В 11 часов Рафаэль, идя с юга, появляется на мосту в Арройо-Гуасу в сопровождении цепочки аче. Я спешу выйти им навстречу. Индейцы пугаются и хотят поскорее убежать. Я останавливаюсь и стою неподвижно. Рафаэль хватает двух самых перепуганных и выкрикивает какие-то слова, успокаивающие остальных. Аче перегруппировываются, окружая его и как бы прося защиты. Чтобы не пугать их, я засовываю фотоаппарат в карман и подхожу к группе. Аче дрожат и что-то бормочут, умоляя о пощаде. Я ласково поглаживаю их и обнимаю. В конце кондов мы с аче достигаем взаимопонимания, когда получаем возможность посмотреть друг другу в глаза, ибо, по мнению аче, глаза лучше выражают наши чувства, чем язык. Передо мной 9 совершенно голых аче — 6 мужчин и 2 женщины, из которых одна выглядит сорокалетней, а другой, видимо, около 20 лет, и у нее на руках грудной ребенок. Троим мужчинам по 20, двум другим по 14—16 лет и одному ребенку 3—4 года. Я обратил внимание на то, что двое охотников небезоружны. К тому же их луки — с натянутыми тетивами, готовы пустить стрелы. Издалека кажется, что один из них одет в разноцветную рубашку. Вблизи оказалось, что это перья различных птиц, прикрепленные воском ко всей поверхности туловища. Эти аборигены имели ту же прическу, что и предыдущая группа. Все (мужчины, женщины и дети) носили ожерелья из зубов животных. Трое мужчин пришли с палочками, украшавшими их губы. Старшая из женщин — с белой кожей, очень курносая, со сверкающей наподобие ожерелья железной цепью, брошенной за ненадобностью в сельве рабочим мастерской,— несет в своей корзине-мешке обезьянку и парагвайский топор.

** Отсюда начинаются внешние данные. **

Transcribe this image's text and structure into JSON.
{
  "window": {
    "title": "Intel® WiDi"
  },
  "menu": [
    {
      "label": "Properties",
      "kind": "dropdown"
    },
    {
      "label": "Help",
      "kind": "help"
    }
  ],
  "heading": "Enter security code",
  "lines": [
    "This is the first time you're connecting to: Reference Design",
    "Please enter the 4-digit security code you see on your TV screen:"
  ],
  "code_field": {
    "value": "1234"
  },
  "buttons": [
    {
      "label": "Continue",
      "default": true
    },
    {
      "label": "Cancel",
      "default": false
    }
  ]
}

Рафаэль ведет группу под деревья около кухни. Рабочие и их жены дарят индейцам рубашки, штаны и юбки и одевают их, как детей. Аборигены хотя и желают получить одежду, чтобы быть похожими на мберу, однако не делают никакого жеста, чтобы попросить ее, и ничего не предлагают, чтобы произвести обмен. Я констатирую, что понятие о купле и продаже отсутствует у этих индейцев из сельвы. Я снял рубашку и отдал ее Йеву, охотнику, у которого тело украшено перьями, взял у него лук и стрелы.
Толстый и улыбающийся повар рабочих обеспечивает лагерь гуаяки водой, дровами и клубнями маниоки. С наступлением сумерек аче утоляют голод несколькими корнями жареной маниоки (пирэ-каи) и броненосцем, подаренным одним рабочим. Потом раздеваются и укладываются спать у костров.